The 10 best music machines released in 2019
The year's most exciting music machines
1 Behringer RD-8
The Behringer RD-8 was the most exciting product of 2019 for one simple reason: it finally gave 808 fans what they truly wanted. The original hit the market in 1980 and radically altered the future of the music industry. Nearly 40 years on, its mark is everywhere, from multi-million streaming pop, grime and trap to house, techno, electro and beyond.
Roland had already furnished us with its own remake, the TR-08, but in a decade when the analogue revival proved one of the biggest music tech trends of the decade, this digital version was a misfire, sounding great but squashed into a compact device with some features that seem designed to annoy fans of the original. Perhaps they failed to realise just how ‘classic’ a classic the 808 is. And when a device hits the 808’s level of acclaim, the public doesn’t suffer total rewrites gladly.

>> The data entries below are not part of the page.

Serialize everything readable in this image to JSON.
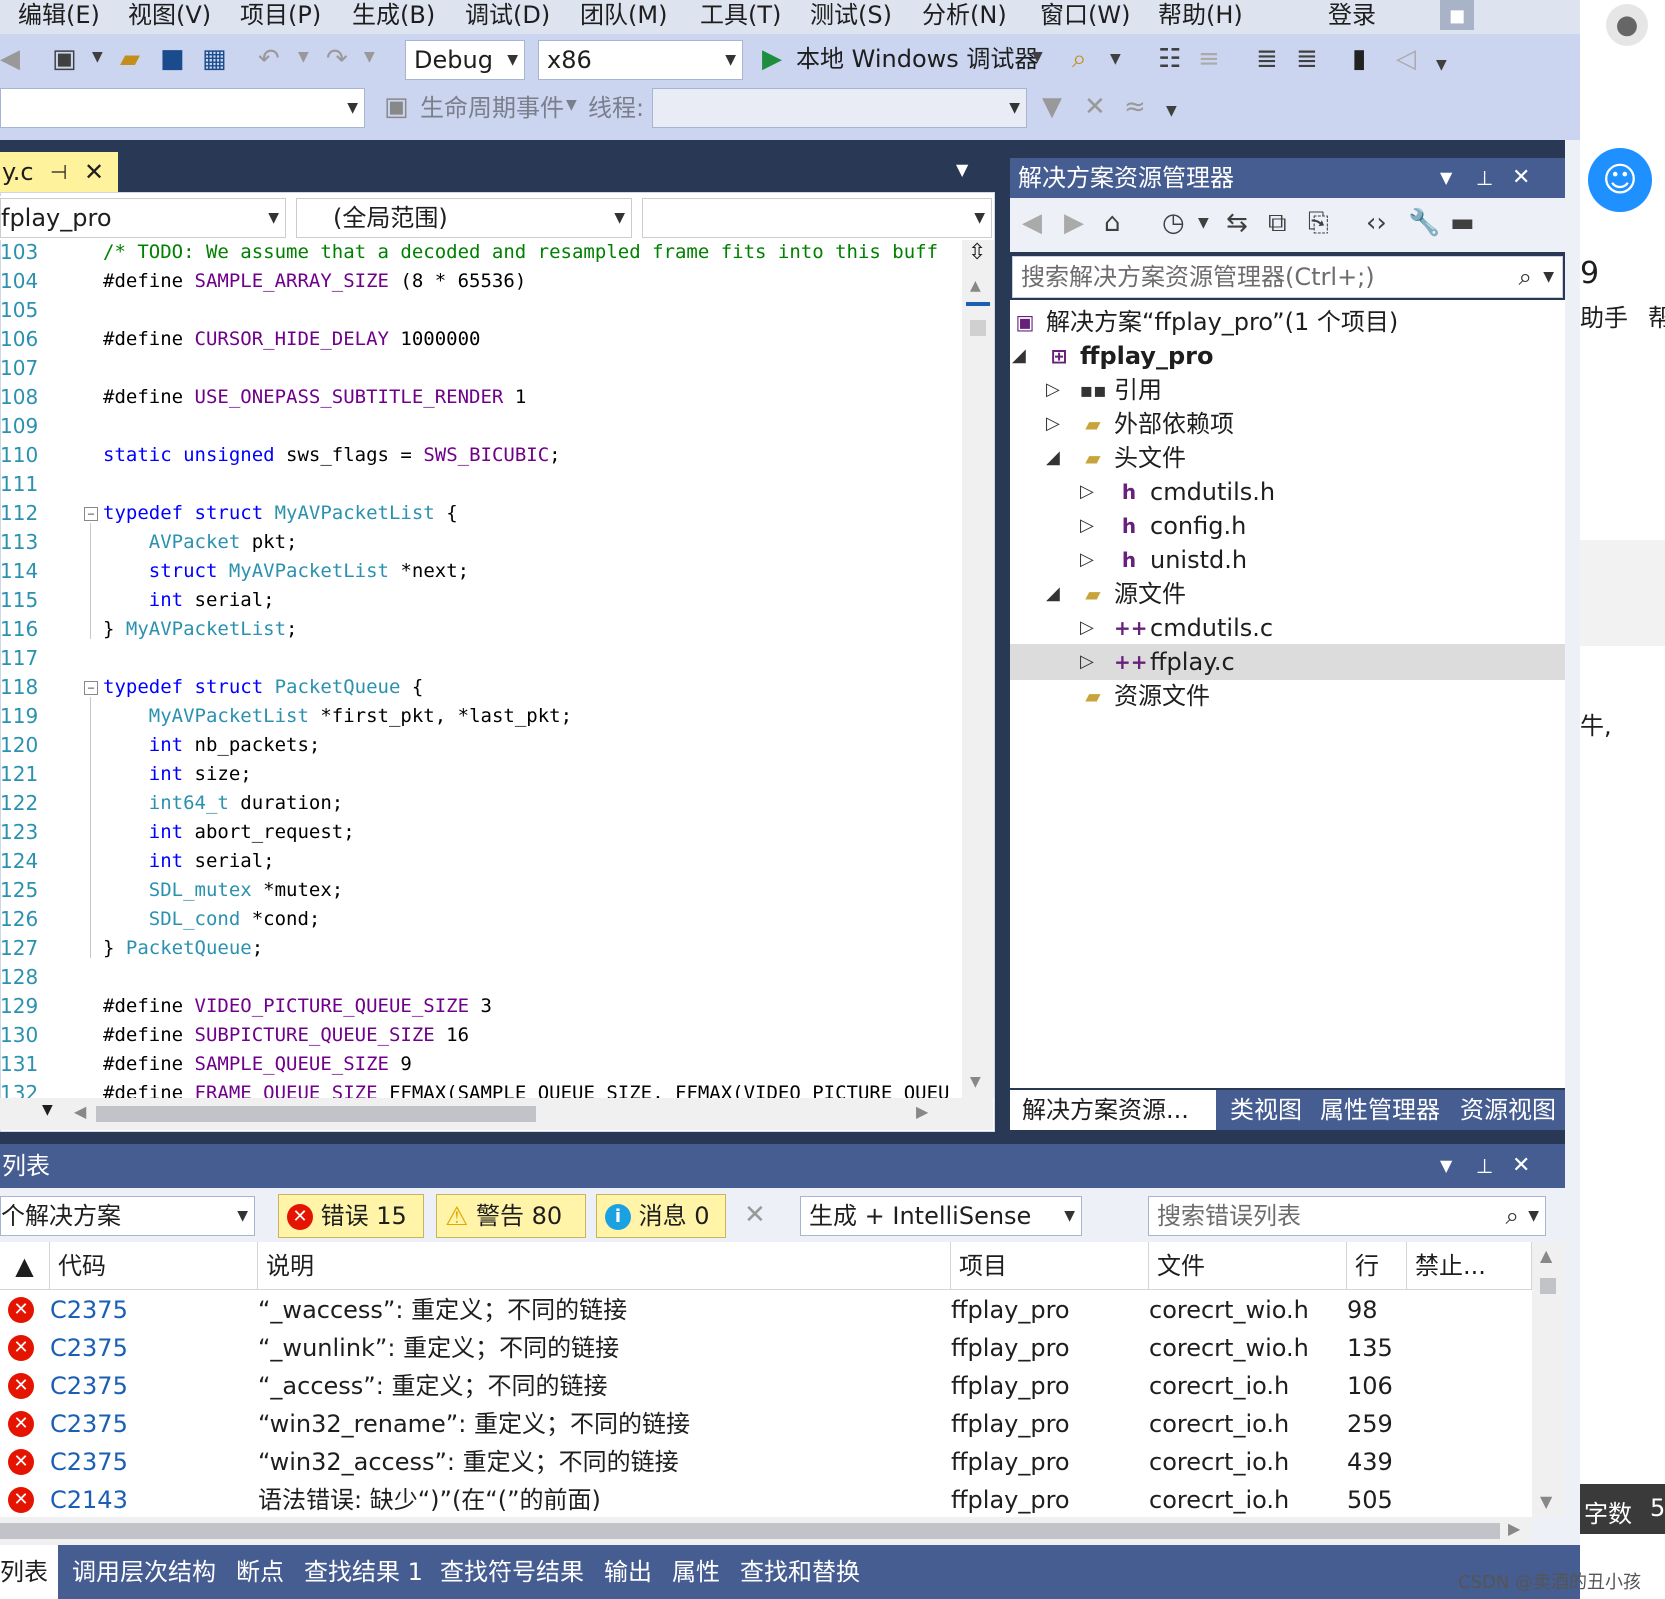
{
  "menu": [
    "编辑(E)",
    "视图(V)",
    "项目(P)",
    "生成(B)",
    "调试(D)",
    "团队(M)",
    "工具(T)",
    "测试(S)",
    "分析(N)",
    "窗口(W)",
    "帮助(H)"
  ],
  "login": "登录",
  "toolbar": {
    "config": "Debug",
    "platform": "x86",
    "run_label": "本地 Windows 调试器",
    "lifecycle": "生命周期事件",
    "thread_label": "线程:"
  },
  "editor": {
    "tab_name": "y.c",
    "project_combo": "fplay_pro",
    "scope_combo": "(全局范围)",
    "lines": [
      {
        "n": "103",
        "parts": [
          [
            "cm",
            "/* TODO: We assume that a decoded and resampled frame fits into this buff"
          ]
        ]
      },
      {
        "n": "104",
        "parts": [
          [
            "pl",
            "#define "
          ],
          [
            "mac",
            "SAMPLE_ARRAY_SIZE"
          ],
          [
            "pl",
            " (8 * 65536)"
          ]
        ]
      },
      {
        "n": "105",
        "parts": []
      },
      {
        "n": "106",
        "parts": [
          [
            "pl",
            "#define "
          ],
          [
            "mac",
            "CURSOR_HIDE_DELAY"
          ],
          [
            "pl",
            " 1000000"
          ]
        ]
      },
      {
        "n": "107",
        "parts": []
      },
      {
        "n": "108",
        "parts": [
          [
            "pl",
            "#define "
          ],
          [
            "mac",
            "USE_ONEPASS_SUBTITLE_RENDER"
          ],
          [
            "pl",
            " 1"
          ]
        ]
      },
      {
        "n": "109",
        "parts": []
      },
      {
        "n": "110",
        "parts": [
          [
            "kw",
            "static unsigned"
          ],
          [
            "pl",
            " sws_flags = "
          ],
          [
            "mac",
            "SWS_BICUBIC"
          ],
          [
            "pl",
            ";"
          ]
        ]
      },
      {
        "n": "111",
        "parts": []
      },
      {
        "n": "112",
        "parts": [
          [
            "kw",
            "typedef struct "
          ],
          [
            "ty",
            "MyAVPacketList"
          ],
          [
            "pl",
            " {"
          ]
        ]
      },
      {
        "n": "113",
        "parts": [
          [
            "pl",
            "    "
          ],
          [
            "ty",
            "AVPacket"
          ],
          [
            "pl",
            " pkt;"
          ]
        ]
      },
      {
        "n": "114",
        "parts": [
          [
            "pl",
            "    "
          ],
          [
            "kw",
            "struct "
          ],
          [
            "ty",
            "MyAVPacketList"
          ],
          [
            "pl",
            " *next;"
          ]
        ]
      },
      {
        "n": "115",
        "parts": [
          [
            "pl",
            "    "
          ],
          [
            "kw",
            "int"
          ],
          [
            "pl",
            " serial;"
          ]
        ]
      },
      {
        "n": "116",
        "parts": [
          [
            "pl",
            "} "
          ],
          [
            "ty",
            "MyAVPacketList"
          ],
          [
            "pl",
            ";"
          ]
        ]
      },
      {
        "n": "117",
        "parts": []
      },
      {
        "n": "118",
        "parts": [
          [
            "kw",
            "typedef struct "
          ],
          [
            "ty",
            "PacketQueue"
          ],
          [
            "pl",
            " {"
          ]
        ]
      },
      {
        "n": "119",
        "parts": [
          [
            "pl",
            "    "
          ],
          [
            "ty",
            "MyAVPacketList"
          ],
          [
            "pl",
            " *first_pkt, *last_pkt;"
          ]
        ]
      },
      {
        "n": "120",
        "parts": [
          [
            "pl",
            "    "
          ],
          [
            "kw",
            "int"
          ],
          [
            "pl",
            " nb_packets;"
          ]
        ]
      },
      {
        "n": "121",
        "parts": [
          [
            "pl",
            "    "
          ],
          [
            "kw",
            "int"
          ],
          [
            "pl",
            " size;"
          ]
        ]
      },
      {
        "n": "122",
        "parts": [
          [
            "pl",
            "    "
          ],
          [
            "ty",
            "int64_t"
          ],
          [
            "pl",
            " duration;"
          ]
        ]
      },
      {
        "n": "123",
        "parts": [
          [
            "pl",
            "    "
          ],
          [
            "kw",
            "int"
          ],
          [
            "pl",
            " abort_request;"
          ]
        ]
      },
      {
        "n": "124",
        "parts": [
          [
            "pl",
            "    "
          ],
          [
            "kw",
            "int"
          ],
          [
            "pl",
            " serial;"
          ]
        ]
      },
      {
        "n": "125",
        "parts": [
          [
            "pl",
            "    "
          ],
          [
            "ty",
            "SDL_mutex"
          ],
          [
            "pl",
            " *mutex;"
          ]
        ]
      },
      {
        "n": "126",
        "parts": [
          [
            "pl",
            "    "
          ],
          [
            "ty",
            "SDL_cond"
          ],
          [
            "pl",
            " *cond;"
          ]
        ]
      },
      {
        "n": "127",
        "parts": [
          [
            "pl",
            "} "
          ],
          [
            "ty",
            "PacketQueue"
          ],
          [
            "pl",
            ";"
          ]
        ]
      },
      {
        "n": "128",
        "parts": []
      },
      {
        "n": "129",
        "parts": [
          [
            "pl",
            "#define "
          ],
          [
            "mac",
            "VIDEO_PICTURE_QUEUE_SIZE"
          ],
          [
            "pl",
            " 3"
          ]
        ]
      },
      {
        "n": "130",
        "parts": [
          [
            "pl",
            "#define "
          ],
          [
            "mac",
            "SUBPICTURE_QUEUE_SIZE"
          ],
          [
            "pl",
            " 16"
          ]
        ]
      },
      {
        "n": "131",
        "parts": [
          [
            "pl",
            "#define "
          ],
          [
            "mac",
            "SAMPLE_QUEUE_SIZE"
          ],
          [
            "pl",
            " 9"
          ]
        ]
      },
      {
        "n": "132",
        "parts": [
          [
            "pl",
            "#define "
          ],
          [
            "mac",
            "FRAME_QUEUE_SIZE"
          ],
          [
            "pl",
            " FFMAX(SAMPLE_QUEUE_SIZE, FFMAX(VIDEO_PICTURE_QUEU"
          ]
        ]
      }
    ]
  },
  "solution": {
    "title": "解决方案资源管理器",
    "search_placeholder": "搜索解决方案资源管理器(Ctrl+;)",
    "tree": [
      {
        "label": "解决方案“ffplay_pro”(1 个项目)",
        "level": 0,
        "tri": "",
        "icon": "solution"
      },
      {
        "label": "ffplay_pro",
        "level": 0,
        "tri": "◢",
        "icon": "project",
        "bold": true
      },
      {
        "label": "引用",
        "level": 1,
        "tri": "▷",
        "icon": "refs"
      },
      {
        "label": "外部依赖项",
        "level": 1,
        "tri": "▷",
        "icon": "folder"
      },
      {
        "label": "头文件",
        "level": 1,
        "tri": "◢",
        "icon": "folder"
      },
      {
        "label": "cmdutils.h",
        "level": 2,
        "tri": "▷",
        "icon": "header"
      },
      {
        "label": "config.h",
        "level": 2,
        "tri": "▷",
        "icon": "header"
      },
      {
        "label": "unistd.h",
        "level": 2,
        "tri": "▷",
        "icon": "header"
      },
      {
        "label": "源文件",
        "level": 1,
        "tri": "◢",
        "icon": "folder"
      },
      {
        "label": "cmdutils.c",
        "level": 2,
        "tri": "▷",
        "icon": "cpp"
      },
      {
        "label": "ffplay.c",
        "level": 2,
        "tri": "▷",
        "icon": "cpp",
        "selected": true
      },
      {
        "label": "资源文件",
        "level": 1,
        "tri": "",
        "icon": "folder"
      }
    ],
    "tabs": [
      "解决方案资源...",
      "类视图",
      "属性管理器",
      "资源视图"
    ]
  },
  "errors": {
    "title": "列表",
    "scope": "个解决方案",
    "err_label": "错误 15",
    "warn_label": "警告 80",
    "msg_label": "消息 0",
    "build_combo": "生成 + IntelliSense",
    "search_placeholder": "搜索错误列表",
    "columns": [
      "代码",
      "说明",
      "项目",
      "文件",
      "行",
      "禁止..."
    ],
    "rows": [
      {
        "code": "C2375",
        "desc": "“_waccess”: 重定义；不同的链接",
        "project": "ffplay_pro",
        "file": "corecrt_wio.h",
        "line": "98"
      },
      {
        "code": "C2375",
        "desc": "“_wunlink”: 重定义；不同的链接",
        "project": "ffplay_pro",
        "file": "corecrt_wio.h",
        "line": "135"
      },
      {
        "code": "C2375",
        "desc": "“_access”: 重定义；不同的链接",
        "project": "ffplay_pro",
        "file": "corecrt_io.h",
        "line": "106"
      },
      {
        "code": "C2375",
        "desc": "“win32_rename”: 重定义；不同的链接",
        "project": "ffplay_pro",
        "file": "corecrt_io.h",
        "line": "259"
      },
      {
        "code": "C2375",
        "desc": "“win32_access”: 重定义；不同的链接",
        "project": "ffplay_pro",
        "file": "corecrt_io.h",
        "line": "439"
      },
      {
        "code": "C2143",
        "desc": "语法错误: 缺少“)”(在“(”的前面)",
        "project": "ffplay_pro",
        "file": "corecrt_io.h",
        "line": "505"
      }
    ]
  },
  "bottom_tabs": [
    "列表",
    "调用层次结构",
    "断点",
    "查找结果 1",
    "查找符号结果",
    "输出",
    "属性",
    "查找和替换"
  ],
  "right": {
    "t1": "9",
    "t2": "助手",
    "t3": "帮",
    "t4": "牛,",
    "t5": "字数",
    "t6": "5"
  },
  "watermark": "CSDN @卖酒的丑小孩",
  "colors": {
    "vs_blue": "#465d91",
    "toolbar": "#ccd5f0",
    "tab_yellow": "#fff29d",
    "error_red": "#e51400",
    "warn_yellow": "#ffcc00",
    "info_blue": "#1ba1e2"
  }
}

Behringer’s RD-8 turned up a little late to the 808 revival party, following several delays, but looks and sounds amazingly close to the orginal, with a modern-day facelift and an affordable price tag. Sure, there’s been plenty of 808-inspired kit, but none goes so readily for the original’s throat. It’s a big, solid machine with individual line outs, which the TR-08 didn’t, and a transient design which allows you to shape drum sounds. A compressor was usually the first port of call for producers using the original 808, especially for shaping its legendary kick, so this is a welcome addition. It also features a stereo analogue filter, three trigger outs, sync via midi/USB/clock, a polyrhythmic 64-step sequencer with step repeats, note repeats, real-time triggering, track muting and track soloing and pattern mode for chaining patterns into songs. Back to the future.
£279, buy here.
2 Waldorf ‘Quantum’
The hybrid Quantum is a synth programmer’s dream device. Waldorf recently released the Kyra, a similarly feature-packed digital synth at a cheaper price point, but the Quantum remains their flagship masterpiece.
£3,073.50, buy here.
3 Technics SL-1200/SL-1210 MK7
When a machine achieves iconic status, making a new one must be a nightmare. Pile on new features and you ignite World War III with the internet know-it-alls. Instead, Technics applied subtle surface enhancement and an all-new motor to create their first new DJ deck in years. It feels the same, but with subtle differences and the kind of hefty price tag that comes with market dominance.
£799, buy here.
4 Black Corporation Kijimi
Black Corporation’s Deckards Dream was pretty much last year’s coolest synth, inspired by the rare and iconic Yamaha CS-80 (best known for its use on the Blade Runner soundtrack). For the Kijimi they turned to another rare vintage classic, the RSF Polykobol, for initial inspiration, but created an all-new eight-voice analogue poly-synth with extensive knob-per-function modulation capabilities.
£3,332, buy here.
5 ASM Hydrasynth
The best of the world’s best synths but in an easy-to-use interface. Not exactly the easiest of design briefs, but one that new company ASM have used to wow the synth world with their debut device. This wavetable synth was designed by an A-team of industry stars and is an eight voice (with three oscillators per voice) wavetable synth with a deep feature set.
£1,299, buy here.
6 Soma Pulsar-23
Just when the obsession with old drum machines reached fever pitch, Russian designer Vlad Kreimer introduced yet another game-changing rhythm machine. Part analogue drum synth, part weird noise black hole, it follows on from 2018’s similarly out-there Lyra and we’ll bet good money it’s already burrowed a hole into the studios of Aphex Twin or Radiohead.
£1,286, Somasynths.com
7 Toraiz Squid
Pioneer’s production brand got their timing supremely right with the Squid just as hardware sequencers once again become a buzz product. It borrows some ideas from the classics but also introduced some new USP features that make it excel as an ideas machine and the music brain for all your devices.
£469, buy here.
8 Moog Matriarch
There have been some great, budget friendly semi-modular synths in recent years, but the Matriarch stepped in and immediately took its place at the top of the table. A high-end – as only Moog can make – machine for pulling you further into the modular wormhole, it stepped up the specs of its sister semi-modular, the Grandmother.
£1,980, buy here.
9 Reloop RP-8000 MK2
Wireless DJ system Phase promised to be the year’s most radical DJ product. But launch problems instantly cast doubt on its ability to perform professionally. Announced at the same time as the new Technics, ReLoops instead filled the hole by creating the most advanced vinyl DJ turntable yet. Whether it will age as well as Technics remains to be seen.
£525, buy here.
10 Future Sound Systems Mute Makrow
The world of modular is evolving so fast and furiously that picking one, let alone 10, machines to define the year’s best products is almost impossible. All we can do is hold onto our helmets and be thankful for machines like this simple but deadly macro device that can tweak multiple parameters from your favourite modules at once.